何よりもジャンがコリンヌがおめかししていくと、たいそう喜ぶのでコリンヌには嬉しかった。
「その若草色のドレス姿の君は本当に可愛いね。そうやって歩いていると、まるで森に棲む妖精さんのようだよ」
ジャンは会うたびにコリンヌのドレス姿を褒めてくれた。
「いつもありがとう、だけどドレスはこれっきりしか持ってないの。いつも同じ服でごめんなさい」
「そんなこと、物語の妖精はいつも同じ衣装だろう、君によく似合ってるんだ、かまわないじゃないか」
「あら、そういえばそうだ!」
「だろう、若草色の妖精さん!」
二人は声をだして笑った。
コリンヌはジャンと会ってから、いつも見ていた村の景色が数段輝いて見えるようになった。
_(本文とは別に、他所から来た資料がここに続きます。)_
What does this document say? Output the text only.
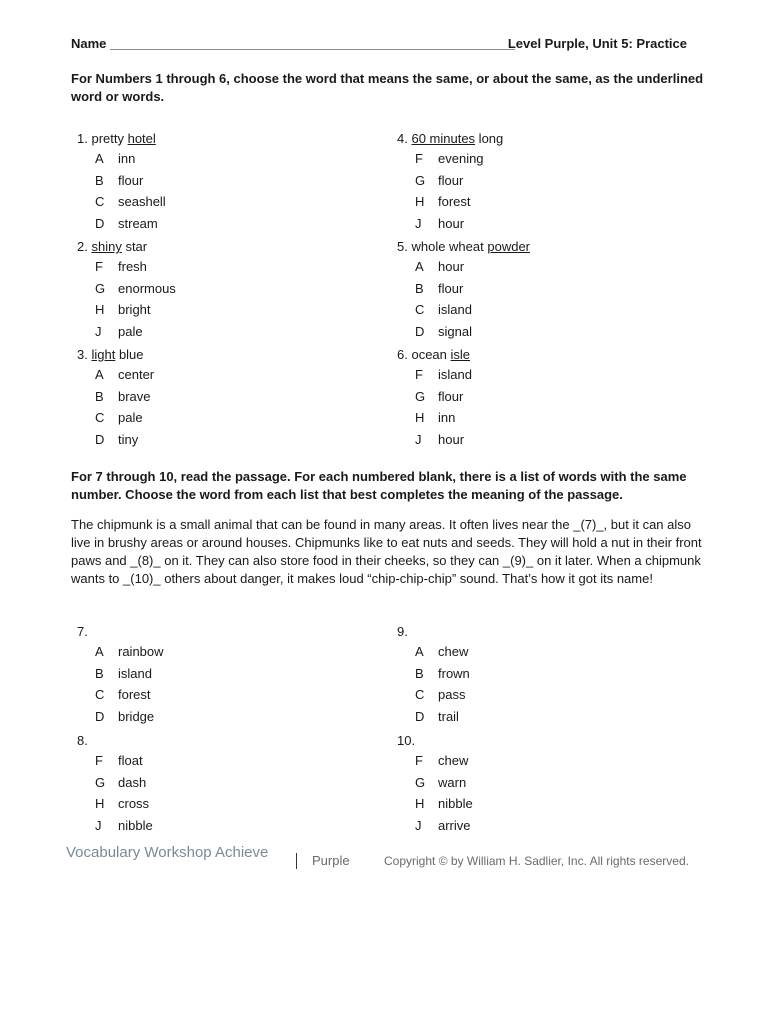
Name ________________________________________________________
Level Purple, Unit 5: Practice
For Numbers 1 through 6, choose the word that means the same, or about the same, as the underlined word or words.
1. pretty hotel
A inn
B flour
C seashell
D stream
2. shiny star
F fresh
G enormous
H bright
J pale
3. light blue
A center
B brave
C pale
D tiny
4. 60 minutes long
F evening
G flour
H forest
J hour
5. whole wheat powder
A hour
B flour
C island
D signal
6. ocean isle
F island
G flour
H inn
J hour
7.
A rainbow
B island
C forest
D bridge
8.
F float
G dash
H cross
J nibble
9.
A chew
B frown
C pass
D trail
10.
F chew
G warn
H nibble
J arrive
For 7 through 10, read the passage. For each numbered blank, there is a list of words with the same number. Choose the word from each list that best completes the meaning of the passage.
The chipmunk is a small animal that can be found in many areas. It often lives near the _(7)_, but it can also live in brushy areas or around houses. Chipmunks like to eat nuts and seeds. They will hold a nut in their front paws and _(8)_ on it. They can also store food in their cheeks, so they can _(9)_ on it later. When a chipmunk wants to _(10)_ others about danger, it makes loud “chip-chip-chip” sound. That’s how it got its name!
Vocabulary Workshop Achieve	Purple	Copyright © by William H. Sadlier, Inc. All rights reserved.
何よりも自分が生き生きと良く笑うようになったと思う。
彼はいつもコリンヌが喜ぶ言葉をくれる。
彼はいつもコリンヌの一挙手一投足を見つめてくれる。
コリンヌはジャンと逢っている時だけは、ジャンから魔法をかけられて本物の妖精になる錯覚に陥っていた。
──ああ、いつまでもこの時間が止まってくれればいいのに!
まぎれもなくコリンヌはジャンに恋していたのだ。
こうして二人の人目を避けた逢びきは、夏の終わりから秋が深まるまで逢瀬を重ねていった。